What's wrong with Mocha anyway?

It wasn't until after migrating to AVA that I realized how much Mocha was holding me back. Mocha seems like a good enough tool until you realize its shortcomings:

Globals

Mocha implicitly depends on global variables like describe and it. Some assertion libraries even extend built-in prototypes! Implicit dependencies like this are confusing to new developers and make it a pain to properly lint your code without writing a bunch of exceptions.

AVA's dependencies are all explicit. Instead of writing:

describe('My Thing', () => {  
  it('should do a thing', () => {
    expect(true).toBeTrue();
  });
});

and praying that describe and it will be defined, instead you can explicitly declare your dependency to AVA at the top of your file and be sure it'll work:

import test from 'ava';

test('foo', t => {  
    t.true(true);
});

Aahhh. That's better.

Shared State

Most testing frameworks, Mocha included, provide beforeEach and afterEach hooks in addition to serial test running. The combination of serial tests and before/after hooks can sometimes encourage developers to share state between unit tests. This is a huge no no, because unit tests are supposed to be completely independent of one another. Shared state can cause tests to behave in unexpected ways.

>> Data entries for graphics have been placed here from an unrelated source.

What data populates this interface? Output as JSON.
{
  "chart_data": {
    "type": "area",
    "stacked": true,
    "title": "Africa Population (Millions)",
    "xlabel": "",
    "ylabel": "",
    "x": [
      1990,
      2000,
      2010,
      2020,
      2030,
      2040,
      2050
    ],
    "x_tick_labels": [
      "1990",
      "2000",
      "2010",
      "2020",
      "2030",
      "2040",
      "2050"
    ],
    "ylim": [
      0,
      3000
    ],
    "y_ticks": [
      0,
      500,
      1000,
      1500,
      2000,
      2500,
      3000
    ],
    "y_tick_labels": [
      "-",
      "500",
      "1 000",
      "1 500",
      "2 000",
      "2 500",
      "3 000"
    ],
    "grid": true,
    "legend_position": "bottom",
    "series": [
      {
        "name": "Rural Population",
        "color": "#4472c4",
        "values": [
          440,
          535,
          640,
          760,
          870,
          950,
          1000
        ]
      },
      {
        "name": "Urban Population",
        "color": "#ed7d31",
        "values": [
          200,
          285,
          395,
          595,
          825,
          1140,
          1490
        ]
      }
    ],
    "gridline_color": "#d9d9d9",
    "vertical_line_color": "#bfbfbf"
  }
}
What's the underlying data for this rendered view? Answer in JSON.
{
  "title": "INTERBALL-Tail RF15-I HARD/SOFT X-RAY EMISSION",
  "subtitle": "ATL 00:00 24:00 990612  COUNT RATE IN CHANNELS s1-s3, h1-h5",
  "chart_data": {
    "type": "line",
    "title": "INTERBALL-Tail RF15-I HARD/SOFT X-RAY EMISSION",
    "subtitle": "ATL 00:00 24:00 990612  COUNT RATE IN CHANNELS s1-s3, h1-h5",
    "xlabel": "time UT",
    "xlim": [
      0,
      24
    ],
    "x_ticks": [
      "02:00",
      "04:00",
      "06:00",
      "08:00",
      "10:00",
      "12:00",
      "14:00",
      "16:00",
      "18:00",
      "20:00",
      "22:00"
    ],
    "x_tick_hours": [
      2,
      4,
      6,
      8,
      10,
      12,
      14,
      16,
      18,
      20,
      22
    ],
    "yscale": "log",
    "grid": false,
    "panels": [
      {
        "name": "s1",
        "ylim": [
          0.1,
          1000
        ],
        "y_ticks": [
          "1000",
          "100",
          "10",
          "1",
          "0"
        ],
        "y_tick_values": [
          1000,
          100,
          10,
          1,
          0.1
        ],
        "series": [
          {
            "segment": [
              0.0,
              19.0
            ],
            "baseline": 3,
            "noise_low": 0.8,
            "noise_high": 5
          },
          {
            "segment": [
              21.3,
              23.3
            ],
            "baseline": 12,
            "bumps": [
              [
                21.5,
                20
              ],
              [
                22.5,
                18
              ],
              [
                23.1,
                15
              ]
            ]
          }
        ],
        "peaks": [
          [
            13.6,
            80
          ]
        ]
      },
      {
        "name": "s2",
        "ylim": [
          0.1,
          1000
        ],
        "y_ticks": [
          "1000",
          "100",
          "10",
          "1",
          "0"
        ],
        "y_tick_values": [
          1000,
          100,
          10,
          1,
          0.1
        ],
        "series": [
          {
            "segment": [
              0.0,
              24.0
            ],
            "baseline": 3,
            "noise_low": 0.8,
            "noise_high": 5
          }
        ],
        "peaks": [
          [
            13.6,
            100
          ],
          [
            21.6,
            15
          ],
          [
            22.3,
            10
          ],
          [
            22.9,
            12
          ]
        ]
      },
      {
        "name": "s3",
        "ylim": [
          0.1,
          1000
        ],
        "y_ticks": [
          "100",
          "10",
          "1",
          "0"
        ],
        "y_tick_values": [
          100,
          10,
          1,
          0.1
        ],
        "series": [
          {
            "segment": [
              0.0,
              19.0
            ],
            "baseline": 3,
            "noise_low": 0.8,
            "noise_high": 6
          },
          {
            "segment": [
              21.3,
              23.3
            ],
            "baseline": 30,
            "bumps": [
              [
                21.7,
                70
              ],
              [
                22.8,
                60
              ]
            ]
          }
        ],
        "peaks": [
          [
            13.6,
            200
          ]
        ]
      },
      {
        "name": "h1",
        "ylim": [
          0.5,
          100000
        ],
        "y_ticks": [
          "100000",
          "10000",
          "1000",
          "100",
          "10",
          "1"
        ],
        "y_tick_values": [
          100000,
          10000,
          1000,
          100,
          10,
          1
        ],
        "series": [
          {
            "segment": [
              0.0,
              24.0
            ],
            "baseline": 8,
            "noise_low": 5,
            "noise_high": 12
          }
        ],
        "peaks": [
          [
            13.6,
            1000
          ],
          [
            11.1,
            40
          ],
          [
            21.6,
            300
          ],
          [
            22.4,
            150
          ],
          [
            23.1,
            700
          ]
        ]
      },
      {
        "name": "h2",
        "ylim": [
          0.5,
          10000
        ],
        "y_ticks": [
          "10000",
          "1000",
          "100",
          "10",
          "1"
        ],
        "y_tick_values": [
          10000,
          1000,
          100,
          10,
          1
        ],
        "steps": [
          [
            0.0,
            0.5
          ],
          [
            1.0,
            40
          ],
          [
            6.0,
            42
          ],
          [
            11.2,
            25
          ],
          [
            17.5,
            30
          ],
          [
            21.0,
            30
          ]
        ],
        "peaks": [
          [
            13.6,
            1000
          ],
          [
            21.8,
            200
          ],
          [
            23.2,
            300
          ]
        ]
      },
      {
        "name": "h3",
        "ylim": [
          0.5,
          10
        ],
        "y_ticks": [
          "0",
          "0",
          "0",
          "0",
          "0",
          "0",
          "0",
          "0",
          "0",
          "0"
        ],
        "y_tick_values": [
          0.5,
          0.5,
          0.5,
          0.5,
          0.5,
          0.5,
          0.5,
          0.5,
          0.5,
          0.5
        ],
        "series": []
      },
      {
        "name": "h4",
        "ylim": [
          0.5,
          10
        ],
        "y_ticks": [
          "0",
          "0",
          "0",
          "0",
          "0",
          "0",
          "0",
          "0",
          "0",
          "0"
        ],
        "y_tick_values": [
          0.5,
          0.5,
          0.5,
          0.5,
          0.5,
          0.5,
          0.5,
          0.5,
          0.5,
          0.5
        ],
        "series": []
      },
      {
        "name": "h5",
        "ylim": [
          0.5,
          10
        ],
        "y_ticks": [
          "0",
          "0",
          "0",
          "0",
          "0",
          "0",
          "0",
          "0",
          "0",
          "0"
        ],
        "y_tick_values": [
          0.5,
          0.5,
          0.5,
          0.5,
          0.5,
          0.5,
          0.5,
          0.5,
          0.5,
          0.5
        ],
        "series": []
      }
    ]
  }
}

AVA runs tests each test as a separate Node.js process. This means that you can change the global state of one test file without affecting another. AVA does allow you to run tests in serial if you have a good use case, but it can't be done by default. No more stateful gotchas.

Serial Test Running

Running things one after another is easy to understand for people who come from synchronous programming backgrounds. But JavaScript is async! There's no reason to force tests to wait for one another when JavaScript can run them concurrently. Mocha is slower than it needs to be.

AVA corrects this problem by running each test as a separate Node.js process. This means faster tests that take advantage of multi-core CPUs. The AVA devs provide a case study where switching from Mocha brought the testing time of a project from 31 seconds to 11 seconds.


Migration FAQ

How do I handle async code?

AVA is asynchronous by default. No more monkeying around with done().

import test from 'ava';

test('async test', t => {  
  return Promise.resolve(1)
    .then(result => {
      t.is(result, 1);
    });
});

It just works.

How do I setup mocking?

AVA doesn't have any built in mocking features, but mocking is trival to set up with Sinon.js. You can do all the same Sinon mocking with AVA that you can do with Mocha.

import test from 'ava';  
import sinon from 'sinon';

const myFunction = sinon.spy();

test('my function ran', t => {  
  myFunction();
  t.true(myFunction.called);
});
How do I report code coverage?

AVA unfortunately does not support vanilla istanbul due to the way it uses subprocesses. Thankfully you can just use NYC instead, which is a CLI wrapper for Istanbul with support for subprocesses. NYC is extremely easy to set up: just run npm i nyc --save-dev in your project and preface your test command with the nyc command.

{
  "script": {
    "test": "nyc ava"
  }
}

That's it. You'll get code coverage printed every time you run npm test, and NYC will also save the printout in a directory in your project's root.

How do I configure AVA to write tests in ES2015?

Its really easy. Just follow the steps in the README on how to hook up Babel and you're done.


Hopefully this convinces you to at least give AVA a try! Now that I've migrated my JavaScript projects to AVA, I can't see why I would choose Mocha again.